AATB'nin EYESS ISStanbul projesi, Okullar Okulu ana başlığıyla düzenlenen 4. İstanbul Tasarım Bienali kapsamında Ölçekler Okulu Uydu Mekânı The Marmara Pera’nın* tepesine yerleştirilen iki devasa göz aracılığıyla Uluslararası Uzay İstasyonu'nun (ISS) hareketlerini takip ediyor, buradan küresel bir harita oluşturmayı hedefliyor. İkili, herkesi ISS'i takip edebileceği ve o anda ona kimin baktığını görebileceği bir web sitesine katılmaya davet ederken sadece yukarı bakmak için zaman ayırmak değil; zaman ve ölçek, öğrenme, işbirlikleri ve sürekli değişen bakış açıları hakkında konuşmak için de mükemmel bir fırsat yaratıyor. AATB’ye projeye dair merak ettiklerimizi sorduk ve uzay-zaman ilişkisinden Kuşbakışı Etkisi ve Soluk Mavi Nokta’ya uzanan kapsamlı bir söyleşi gerçekleştirdik.

Tuğçe Karataş: Bize biraz eğitiminizden ve aldığınız eğitimin güncel çalışmalarınıza etkisinden bahsedebilir misin?

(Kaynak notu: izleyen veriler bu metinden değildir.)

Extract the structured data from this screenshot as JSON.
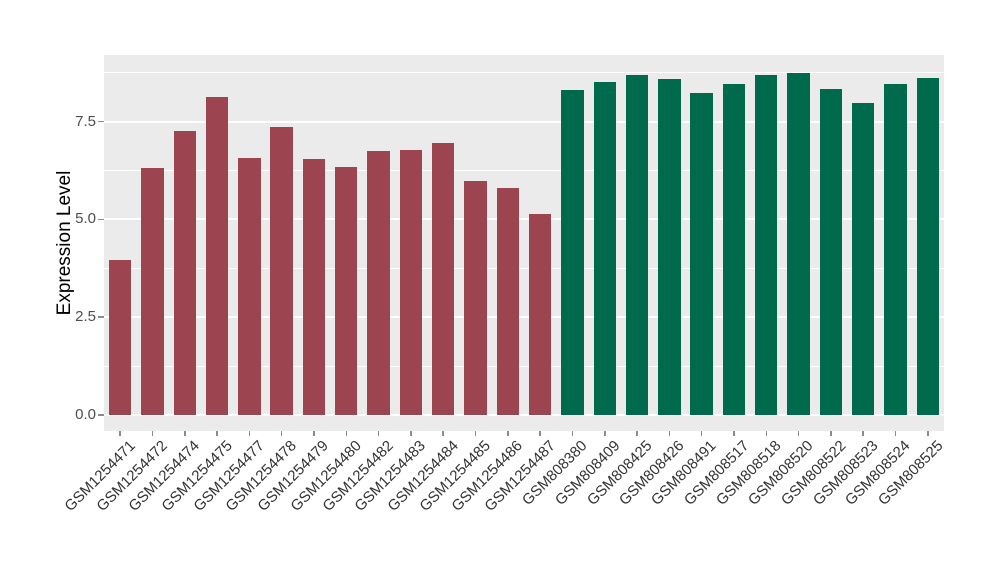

AATB: Thibault fizik ve mühendislik okuduktan sonra grafik tasarımı bölümüne geçiş yaptı, sonrasında da öğrenimine görsel sanatlar ile devam etti. Andrea ise Grafik Tasarım ve Sanat Yönetimi bölümünde okudu. Bugün yaptığımız şeyler okuduğumuz bölümlerle çok da alakalı değil, ama bizim her zaman yeni araçlar ve yeni teknikler edinme alışkanlığımız vardı. Kaynak yapma, talaşlı imalat, elektronik tasarımı ya da endüstriyel robotik gibi şu an yaptığımız projelerde kullandığımız tekniklerin büyük çoğunluğunu YouTube ve internette bulduğumuz nasıl yapılır videolarını ve dokümanlarını izleyerek geçen sayısız gecenin sonucunda öğrendik. Orada her şey var.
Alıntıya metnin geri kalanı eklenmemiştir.